Efficient Trace Generation for Rare-Event Analysis in Chemical Reaction Networks
SPIN – April 2023
Bryant Israelsen, Landon Taylor, and Zhen Zhang
Abstract. Rare-events are known to potentially cause pathologic behavior for biochemical reactions in systems and synthetic biology. It is important to understand the cause. However, rare-events are challenging to analyze due to their extremely low observability. This paper presents a fully automated approach that rapidly generates a large number of execution traces guaranteed to reach user-specified rare-event states for Chemical Reaction Network (CRN) models. It is enabled by a unique combination of a multi-layered and service-oriented CRN formal modeling approach, a dependency graph method to aid the shortest rare-event trace generation, and randomized compositional testing. The resulting prototype tool shows marked improvement over stochastic simulation and probabilistic model checking and it offers insights into a CRN.

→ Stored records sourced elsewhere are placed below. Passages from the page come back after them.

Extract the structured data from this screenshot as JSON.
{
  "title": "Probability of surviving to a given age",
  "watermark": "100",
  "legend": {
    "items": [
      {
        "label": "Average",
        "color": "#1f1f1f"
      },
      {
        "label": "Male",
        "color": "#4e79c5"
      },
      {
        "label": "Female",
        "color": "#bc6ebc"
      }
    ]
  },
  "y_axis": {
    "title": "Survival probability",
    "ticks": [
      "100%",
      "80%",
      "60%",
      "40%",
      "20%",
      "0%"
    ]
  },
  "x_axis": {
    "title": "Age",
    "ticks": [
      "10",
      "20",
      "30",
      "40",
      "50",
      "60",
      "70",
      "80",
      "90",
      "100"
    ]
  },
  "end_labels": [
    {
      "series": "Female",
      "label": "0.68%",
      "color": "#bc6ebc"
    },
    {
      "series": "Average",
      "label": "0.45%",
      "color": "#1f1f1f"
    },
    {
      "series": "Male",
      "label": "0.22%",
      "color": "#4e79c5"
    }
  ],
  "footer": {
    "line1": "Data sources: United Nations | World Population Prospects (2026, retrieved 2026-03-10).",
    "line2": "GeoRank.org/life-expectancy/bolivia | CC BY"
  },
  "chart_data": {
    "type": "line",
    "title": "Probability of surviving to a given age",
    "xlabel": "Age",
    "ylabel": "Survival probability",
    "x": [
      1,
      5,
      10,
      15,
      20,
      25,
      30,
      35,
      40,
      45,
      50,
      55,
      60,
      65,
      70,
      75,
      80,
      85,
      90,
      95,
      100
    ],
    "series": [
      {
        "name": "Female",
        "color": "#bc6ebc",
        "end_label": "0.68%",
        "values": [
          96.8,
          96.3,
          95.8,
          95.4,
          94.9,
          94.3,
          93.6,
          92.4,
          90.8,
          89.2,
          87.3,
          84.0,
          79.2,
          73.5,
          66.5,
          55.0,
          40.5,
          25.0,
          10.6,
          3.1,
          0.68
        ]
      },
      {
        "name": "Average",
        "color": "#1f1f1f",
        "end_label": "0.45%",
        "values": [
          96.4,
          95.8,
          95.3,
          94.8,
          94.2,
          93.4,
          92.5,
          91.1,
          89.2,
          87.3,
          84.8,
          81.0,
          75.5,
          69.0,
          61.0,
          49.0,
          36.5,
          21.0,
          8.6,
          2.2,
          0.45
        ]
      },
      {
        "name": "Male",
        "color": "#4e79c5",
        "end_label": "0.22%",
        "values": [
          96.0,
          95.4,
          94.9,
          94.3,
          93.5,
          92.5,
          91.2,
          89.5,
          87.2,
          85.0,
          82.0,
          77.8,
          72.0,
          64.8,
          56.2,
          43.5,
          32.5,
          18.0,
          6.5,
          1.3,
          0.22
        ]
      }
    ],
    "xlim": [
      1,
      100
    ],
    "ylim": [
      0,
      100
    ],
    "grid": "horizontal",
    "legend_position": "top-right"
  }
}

Scaling Up Livelock Verification for Network-on-Chip Routing Algorithms
VMCAI – January 2022
Landon Taylor and Zhen Zhang
Abstract. As an efficient interconnection network, Network-on-Chip (NoC) provides significant flexibility for increasingly prevalent many- core systems. It is desirable to deploy fault-tolerance in a dependable safety-critical NoC design. However, this process can easily introduce deeply buried flaws that traditional simulation-based NoC design approaches may miss. This paper presents a case study on applying scalable formal verification that detects, corrects, and proves livelock in a dependable fault-tolerant NoC using the IVy verification tool. We formally verify correctness at the routing algorithm level. We first present livelock verification using refutation-based simulation scaled to a 15-by- 15 two-dimensional NoC. We then present a novel zone-based approach to livelock verification in which finite coordinate-based routing conditions are abstracted as positional zones relative to a packet’s destination. This abstraction allows us to detect and remove livelock patterns on an arbitrarily large network. The resultant improved routing algorithm is free of livelock and maintains a high level of fault tolerance.
Research Interests
My research interests include formal verification methods like model checking, Property-Directed Reachability (IC3), counterexample generation, and automated inductive proofs. My research currently focuses on verifying properties of probabilistic models (including synthetic biological systems) as part of the multi-university FLUENT Verification Project. I primarily research under the excellent mentorship of Zhen Zhang at Utah State University.
Acknowledgement
I would be remiss if I did not express my immense gratitude for the generous support and mentorship I’ve received from Zhen Zhang at Utah State University. His research advisorship has impacted me professionally and personally more than I can express, and his careful mentorship has taught me to double-check my research, defend my results, and set meaningful professional goals.